Sem notícias do pai desde segunda, 27 de fevereiro, as duas filhas visitaram a terra de Sebastião para procurá-lo. Não o encontraram, mas viram toda sua plantação de cacau destruída pelos tratores
Publicado em 01 de março de 2012
Por Xingu Vivo
O agricultor Sebastião Pereira, marido de Maria das Graças Militão, proprietária de dois lotes de terra que hoje pertencem à Norte Energia, localizados onde agora se constrói o canteiro de obras do Sítio Pimental da Usina Hidrelétrica Belo Monte, foi expropriado, não recebeu indenização, foi ameaçado de morte e está desaparecido desde segunda-feira, dia 27 de fevereiro.Por Xingu Vivo

O agricultor em sua casa, dois dias antes de desaparecer
Isso aconteceu em setembro passado. Sebastião ainda não recebeu o dinheiro que deveria ter sido pago pela empresa.
Sebastião, 67 anos, está desaparecido. É agricultor. Cultivava cacau, açaí, abacaxi, castanhas. Suas plantações foram destruídas pelas máquinas que constroem a Usina Hidrelétrica Belo Monte. Havia uma sentença judicial, baseada em um Decreto de Utilidade Pública (DUP) emitido pelo governo federal, que permitia a empresa a expropriá-lo, destruir sua casa e espoliá-lo, sem que recebesse a indenização.
Sebastião, no entanto, nunca saiu de sua terra. Tem uma personalidade forte e singular, e com ela construiu boa relação com os funcionários do consórcio – estes permitiam que ele transitasse por sua terra e utilizasse as estradas privatizadas dos canteiros, mesmo depois de ter sido expropriado. Conseguia todo tipo de carona – para ele e o escoamento da produção. Pura camaradagem e empatia. Enquanto isso, na cidade, sua esposa cuidava do processo judicial que reivindica a indenização e que pode levá-los a receber uma indenização menos injusta.

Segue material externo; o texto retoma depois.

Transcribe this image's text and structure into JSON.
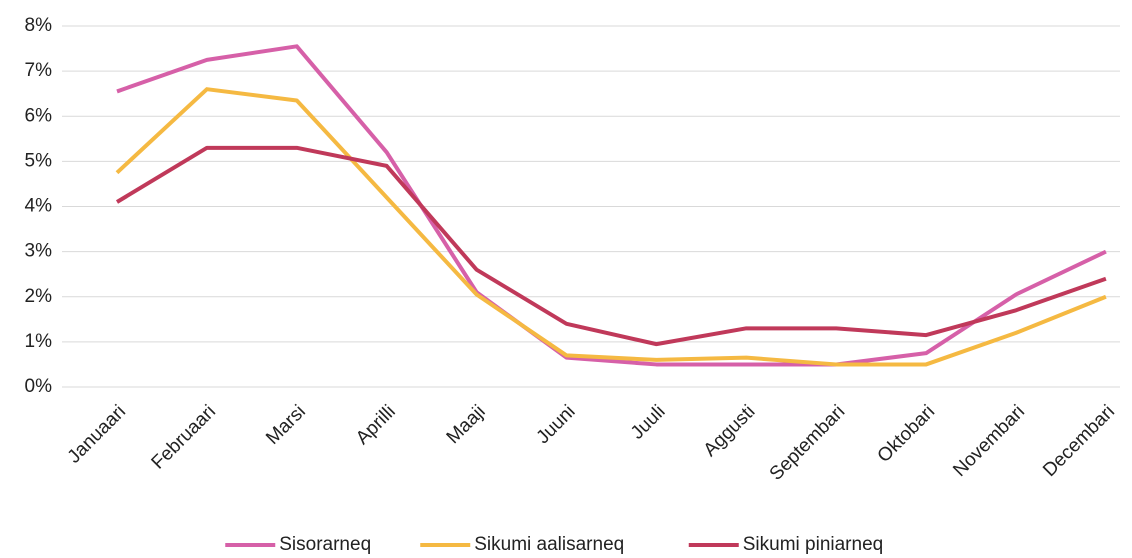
{
  "chart_data": {
    "type": "line",
    "categories": [
      "Januaari",
      "Februaari",
      "Marsi",
      "Aprilli",
      "Maaji",
      "Juuni",
      "Juuli",
      "Aggusti",
      "Septembari",
      "Oktobari",
      "Novembari",
      "Decembari"
    ],
    "series": [
      {
        "name": "Sisorarneq",
        "color": "#d660a8",
        "values": [
          6.55,
          7.25,
          7.55,
          5.2,
          2.1,
          0.65,
          0.5,
          0.5,
          0.5,
          0.75,
          2.05,
          3.0
        ]
      },
      {
        "name": "Sikumi aalisarneq",
        "color": "#f5b942",
        "values": [
          4.75,
          6.6,
          6.35,
          4.2,
          2.05,
          0.7,
          0.6,
          0.65,
          0.5,
          0.5,
          1.2,
          2.0
        ]
      },
      {
        "name": "Sikumi piniarneq",
        "color": "#c0395a",
        "values": [
          4.1,
          5.3,
          5.3,
          4.9,
          2.6,
          1.4,
          0.95,
          1.3,
          1.3,
          1.15,
          1.7,
          2.4
        ]
      }
    ],
    "ylim": [
      0,
      8
    ],
    "yticks": [
      {
        "value": 0,
        "label": "0%"
      },
      {
        "value": 1,
        "label": "1%"
      },
      {
        "value": 2,
        "label": "2%"
      },
      {
        "value": 3,
        "label": "3%"
      },
      {
        "value": 4,
        "label": "4%"
      },
      {
        "value": 5,
        "label": "5%"
      },
      {
        "value": 6,
        "label": "6%"
      },
      {
        "value": 7,
        "label": "7%"
      },
      {
        "value": 8,
        "label": "8%"
      }
    ],
    "grid": true,
    "legend": "bottom"
  }
}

Estrada privativa por onde Sebastião acessava sua terra
Contudo, os guardas do canteiro não permitiram que ele entrasse.
Sebastião foi ameaçado de morte.
Segundo relato de um funcionário da empresa à família de Sebastião, o agricultor teria dito aos guardas que ele entraria de qualquer jeito, e que enquanto não o pagassem, ele não deixaria a terra e continuaria trabalhando lá: “Vocês só derrubam o meu cacau se me matarem primeiro”. “Então é isso o que vai acontecer com você. Você vai morrer”, teria sido a resposta dos guardas. No impasse, Sebastião entrou pela mata, abrindo uma picada com o facão. Desde então, não foi mais visto.

Filha de 14 anos percorre cacaueiro cultivado pelo pai

Em silêncio, seguranças e encarregados ouvem aos questionamentos da filha de Sebastião
As meninas choravam muito pisando o cacau caído, como gente grande. Em casa, o filhinho, 5, chorava muito como o menininho que era. A mãe vestia uma camisa do Sepultura, do filho mais velho, maquiagem borrada. E vão esperando Sebastião chegar.
Mas Sebastião, que nasceu em Alagoas, que mudou para São Paulo e para o Paraná e para o Mato Grosso e enfim para o Pará, onde afinal plantou o cacau que o dava de comer e ensinou a filha a tocar guitarra, ainda não veio.